Le blog de Philippe Baumel

Creusot infos "Philippe Baumel : « La démocratie n’est pas irrémédiablement acquise »"

Ce vendredi soir à Broye, Philippe Baumel, député de la troisième circonscription de Saône-et-Loire, a présenté ses derniers voeux de la législature.
A cette occasion, plus d’une centaine de militants et d’élus du territoire avait fait le déplacement. Cette cérémonie a été ouverte par Jean-François Aluze, le maire de la commune de la vallée du Mesvrin.

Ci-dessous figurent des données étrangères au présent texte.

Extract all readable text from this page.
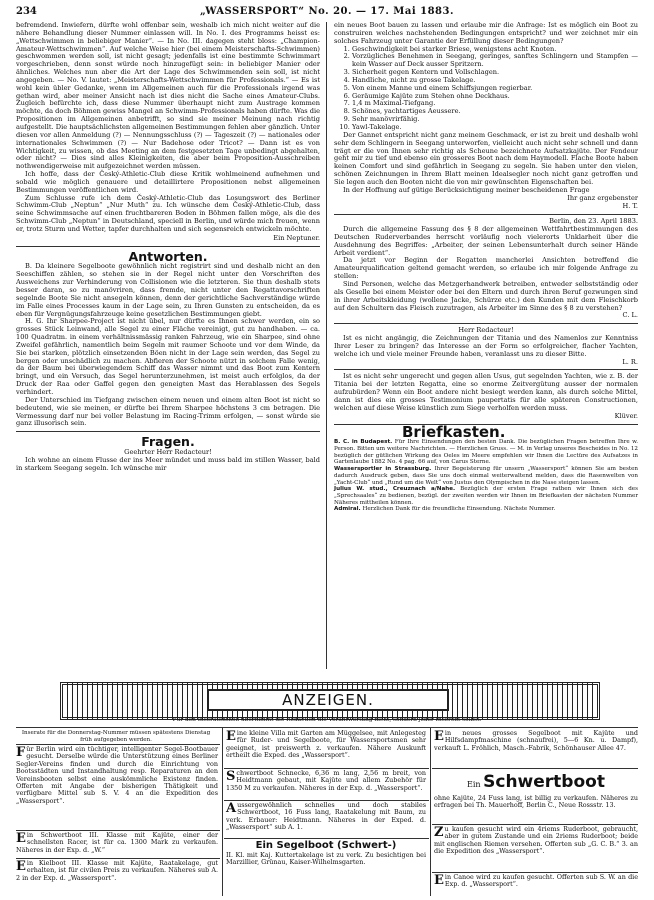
234	„WASSERSPORT“ No. 20. — 17. Mai 1883.

befremdend. Inwiefern, dürfte wohl offenbar sein, weshalb ich mich nicht weiter auf die nähere Behandlung dieser Nummer einlassen will. In No. I. des Programms heisst es: „Wettschwimmen in beliebiger Manier“. — In No. III. dagegen steht bloss: „Champion-Amateur-Wettschwimmen“. Auf welche Weise hier (bei einem Meisterschafts-Schwimmen) geschwommen werden soll, ist nicht gesagt; jedenfalls ist eine bestimmte Schwimmart vorgeschrieben, denn sonst würde noch hinzugefügt sein: in beliebiger Manier oder ähnliches. Welches nun aber die Art der Lage des Schwimmenden sein soll, ist nicht angegeben. — No. V. lautet: „Meisterschafts-Wettschwimmen für Professionals.“ — Es ist wohl kein übler Gedanke, wenn im Allgemeinen auch für die Professionals irgend was gethan wird, aber meiner Ansicht nach ist dies nicht die Sache eines Amateur-Clubs. Zugleich befürchte ich, dass diese Nummer überhaupt nicht zum Austrage kommen möchte, da doch Böhmen gewiss Mangel an Schwimm-Professionals haben dürfte. Was die Propositionen im Allgemeinen anbetrifft, so sind sie meiner Meinung nach richtig aufgestellt. Die hauptsächlichsten allgemeinen Bestimmungen fehlen aber gänzlich. Unter diesen vor allen Anmeldung (?) — Nennungsschluss (?) — Tageszeit (?) — nationales oder internationales Schwimmen (?) — Nur Badehose oder Tricot? — Dann ist es von Wichtigkeit, zu wissen, ob das Meeting an dem festgesetzten Tage unbedingt abgehalten, oder nicht? — Dies sind alles Kleinigkeiten, die aber beim Proposition-Ausschreiben nothwendigerweise mit aufgezeichnet werden müssen.

Ich hoffe, dass der Český-Athletic-Club diese Kritik wohlmeinend aufnehmen und sobald wie möglich genauere und detaillirtere Propositionen nebst allgemeinen Bestimmungen veröffentlichen wird.

Zum Schlusse rufe ich dem Český-Athletic-Club das Losungswort des Berliner Schwimm-Club „Neptun“ „Nur Muth“ zu. Ich wünsche dem Český-Athletic-Club, dass seine Schwimmsache auf einen fruchtbareren Boden in Böhmen fallen möge, als die des Schwimm-Club „Neptun“ in Deutschland, speciell in Berlin, und würde mich freuen, wenn er, trotz Sturm und Wetter, tapfer durchhalten und sich segensreich entwickeln möchte.

Ein Neptuner.
Antworten.

B. Da kleinere Segelboote gewöhnlich nicht registrirt sind und deshalb nicht an den Seeschiffen zählen, so stehen sie in der Regel nicht unter den Vorschriften des Ausweichens zur Verhinderung von Collisionen wie die letzteren. Sie thun deshalb stets besser daran, so zu manövriren, dass fremde, nicht unter den Regattavorschriften segelnde Boote Sie nicht ansegeln können, denn der gerichtliche Sachverständige würde im Falle eines Processes kaum in der Lage sein, zu Ihren Gunsten zu entscheiden, da es eben für Vergnügungsfahrzeuge keine gesetzlichen Bestimmungen giebt.

H. G. Ihr Sharpee-Project ist nicht übel, nur dürfte es Ihnen schwer werden, ein so grosses Stück Leinwand, alle Segel zu einer Fläche vereinigt, gut zu handhaben. — ca. 100 Quadratm. in einem verhältnissmässig ranken Fahrzeug, wie ein Sharpee, sind ohne Zweifel gefährlich, namentlich beim Segeln mit raumer Schoote und vor dem Winde, da Sie bei starken, plötzlich einsetzenden Böen nicht in der Lage sein werden, das Segel zu bergen oder unschädlich zu machen. Abfieren der Schoote nützt in solchem Falle wenig, da der Baum bei überwiegendem Schiff das Wasser nimmt und das Boot zum Kentern bringt, und ein Versuch, das Segel herunterzunehmen, ist meist auch erfolglos, da der Druck der Raa oder Gaffel gegen den geneigten Mast das Herablassen des Segels verhindert.

Der Unterschied im Tiefgang zwischen einem neuen und einem alten Boot ist nicht so bedeutend, wie sie meinen, er dürfte bei Ihrem Sharpee höchstens 3 cm betragen. Die Vermessung darf nur bei voller Belastung im Racing-Trimm erfolgen, — sonst würde sie ganz illusorisch sein.

Fragen.
Geehrter Herr Redacteur!

Ich wohne an einem Flusse der ins Meer mündet und muss bald im stillen Wasser, bald in starkem Seegang segeln. Ich wünsche mir

ein neues Boot bauen zu lassen und erlaube mir die Anfrage: Ist es möglich ein Boot zu construiren welches nachstehenden Bedingungen entspricht? und wer zeichnet mir ein solches Fahrzeug unter Garantie der Erfüllung dieser Bedingungen?

1. Geschwindigkeit bei starker Briese, wenigstens acht Knoten.
2. Vorzügliches Benehmen in Seegang, geringes, sanftes Schlingern und Stampfen — kein Wasser auf Deck ausser Spritzern.
3. Sicherheit gegen Kentern und Vollschlagen.
4. Handliche, nicht zu grosse Takelage.
5. Von einem Manne und einem Schiffsjungen regierbar.
6. Geräumige Kajüte zum Stehen ohne Deckhaus.
7. 1,4 m Maximal-Tiefgang.
8. Schönes, yachtartiges Aeussere.
9. Sehr manövrirfähig.
10. Yawl-Takelage.

Der Gannet entspricht nicht ganz meinem Geschmack, er ist zu breit und deshalb wohl sehr dem Schlingern in Seegang unterworfen, vielleicht auch nicht sehr schnell und dann trägt er die von Ihnen sehr richtig als Scheune bezeichnete Aufsatzkajüte. Der Fendeur geht mir zu tief und ebenso ein grosseres Boot nach dem Haymodell. Flache Boote haben keinen Comfort und sind gefährlich in Seegang zu segeln. Sie haben unter den vielen, schönen Zeichnungen in Ihrem Blatt meinen Idealsegler noch nicht ganz getroffen und Sie legen auch den Booten nicht die von mir gewünschten Eigenschaften bei.

In der Hoffnung auf gütige Berücksichtigung meiner bescheidenen Frage

Ihr ganz ergebenster
H. T.
Berlin, den 23. April 1883.

Durch die allgemeine Fassung des § 8 der allgemeinen Wettfahrtbestimmungen des Deutschen Ruderverbandes herrscht vorläufig noch vielerorts Unklarheit über die Ausdehnung des Begriffes: „Arbeiter, der seinen Lebensunterhalt durch seiner Hände Arbeit verdient“.

Da jetzt vor Beginn der Regatten mancherlei Ansichten betreffend die Amateurqualification geltend gemacht werden, so erlaube ich mir folgende Anfrage zu stellen:

Sind Personen, welche das Metzgerhandwerk betreiben, entweder selbstständig oder als Geselle bei einem Meister oder bei den Eltern und durch ihren Beruf gezwungen sind in ihrer Arbeitskleidung (wollene Jacke, Schürze etc.) den Kunden mit dem Fleischkorb auf den Schultern das Fleisch zuzutragen, als Arbeiter im Sinne des § 8 zu verstehen?

C. L.
Herr Redacteur!

Ist es nicht angängig, die Zeichnungen der Titania und des Namenlos zur Kenntniss Ihrer Leser zu bringen? das Interesse an der Form so erfolgreicher, flacher Yachten, welche ich und viele meiner Freunde haben, veranlasst uns zu dieser Bitte.

L. R.

Ist es nicht sehr ungerecht und gegen allen Usus, gut segelnden Yachten, wie z. B. der Titania bei der letzten Regatta, eine so enorme Zeitvergütung ausser der normalen aufzubürden? Wenn ein Boot andere nicht besiegt werden kann, als durch solche Mittel, dann ist dies ein grosses Testimonium paupertatis für alle späteren Constructionen, welchen auf diese Weise künstlich zum Siege verholfen werden muss.

Klüver.
Briefkasten.

B. C. in Budapest. Für Ihre Einsendungen den besten Dank. Die bezüglichen Fragen betreffen Ihre w. Person. Bitten um weitere Nachrichten. — Herzlichen Gruss. — M. in Verlag unseres Bescheides in No. 12 bezüglich der gütlichen Wirkung des Oeles im Meere empfehlen wir Ihnen die Lectüre des Aufsatzes in Gartenlaube 1882 No. 4 pag. 66 auf, von Carus Sterne.

Wassersportler in Strassburg. Ihrer Begeisterung für unsern „Wassersport“ können Sie am besten dadurch Ausdruck geben, dass Sie uns doch einmal weiterwaltend melden, dass die Rasenwelten von „Yacht-Club“ und „Rund um die Welt“ von Justus den Olympischen in die Nase steigen lassen.

Julius W. stud., Creuznach a/Nahe. Bezüglich der ersten Frage rathen wir Ihnen sich des „Sprechsaales“ zu bedienen, bezügl. der zweiten werden wir Ihnen im Briefkasten der nächsten Nummer Näheres mittheilen können.

Admiral. Herzlichen Dank für die freundliche Einsendung. Nächste Nummer.

ANZEIGEN.
Für den Inseratentheil übernimmt die Redaction die Verantwortung nicht, sondern jeder Inserent selbst.
Inserate für die Donnerstag-Nummer müssen spätestens Dienstag früh aufgegeben werden.
Für Berlin wird ein tüchtiger, intelligenter Segel-Bootbauer gesucht. Derselbe würde die Unterstützung eines Berliner Segler-Vereins finden und durch die Einrichtung von Bootsstädten und Instandhaltung resp. Reparaturen an den Vereinsbooten selbst eine auskömmliche Existenz finden. Offerten mit Angabe der bisherigen Thätigkeit und verfügbare Mittel sub S. V. 4 an die Expedition des „Wassersport“.
Ein Schwertboot III. Klasse mit Kajüte, einer der schnellsten Racer, ist für ca. 1300 Mark zu verkaufen. Näheres in der Exp. d. „W.“
Ein Kielboot III. Klasse mit Kajüte, Raatakelage, gut erhalten, ist für civilen Preis zu verkaufen. Näheres sub A. 2 in der Exp. d. „Wassersport“.
Eine kleine Villa mit Garten am Müggelsee, mit Anlegesteg für Ruder- und Segelboote, für Wassersportsmen sehr geeignet, ist preiswerth z. verkaufen. Nähere Auskunft ertheilt die Exped. des „Wassersport“.
Schwertboot Schnecke, 6,36 m lang, 2,56 m breit, von Heidtmann gebaut, mit Kajüte und allem Zubehör für 1350 M zu verkaufen. Näheres in der Exp. d. „Wassersport“.
Aussergewöhnlich schnelles und doch stabiles Schwertboot, 16 Fuss lang, Raatakelung mit Baum, zu verk. Erbauer: Heidtmann. Näheres in der Exped. d. „Wassersport“ sub A. 1.
Ein Segelboot (Schwert-)
II. Kl. mit Kaj. Kuttertakelage ist zu verk. Zu besichtigen bei Marzillier, Grünau, Kaiser-Wilhelmsgarten.
Ein neues grosses Segelboot mit Kajüte und Hilfsdampfmaschine (schnaufrei), 5—6 Kn. u. Dampf), verkauft L. Fröhlich, Masch.-Fabrik, Schönhauser Allee 47.
Ein Schwertboot
ohne Kajüte, 24 Fuss lang, ist billig zu verkaufen. Näheres zu erfragen bei Th. Mauerhoff, Berlin C., Neue Rossstr. 13.
Zu kaufen gesucht wird ein 4riems Ruderboot, gebraucht, aber in gutem Zustande und ein 2riems Ruderboot; beide mit englischen Riemen versehen. Offerten sub „G. C. B.“ 3. an die Expedition des „Wassersport“.
Ein Canoe wird zu kaufen gesucht. Offerten sub S. W. an die Exp. d. „Wassersport“.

Puis c’est Marie-Claude Barnay, conseillère départementale du territoire, mais surtout colistière de Philippe Baumel pour les prochaines élections législatives, qui a dressé quelques perspectives pour cette année 2017 dont notamment le début du déploiement du Très Haut Débit, à la fin de l’année 2017 ;
« Nous serons attentifs au respect des dates et des engagements du président Accary », prévient-elle avant d’évoquer le transfert de la compétence transport à la Région à l’automne. Mais avant, il faudra régler les problèmes constatés sur la navette entre les gares d’Etang-sur-Arroux et d’Autun, qui ne marque plus l’arrêt à la gare de Laizy.
 ?Puis c’est Christian Gillot, deuxième conseiller départemental du canton d’Autun 2, qui est monté à la tribune pour adresser de nombreuses félicitations au député sortant. « Merci pour le coup de main que tu donnes aux communes rurales qui ont peu de moyens pour financer leur projet », souligne l’ancien maire de Broye. Sur le domaine de l’agriculture qu’il connait bien, Christian Gillot a salué le travail de Philippe Baumel qui a permis le maintien du Grand Autunois-Morvan en zone défavorisé, tout en demandant l’accélération du travail afin d’obtenir la reconnaissance de certaines communes du canton, mais égarement de cantons voisins en zone de montagne.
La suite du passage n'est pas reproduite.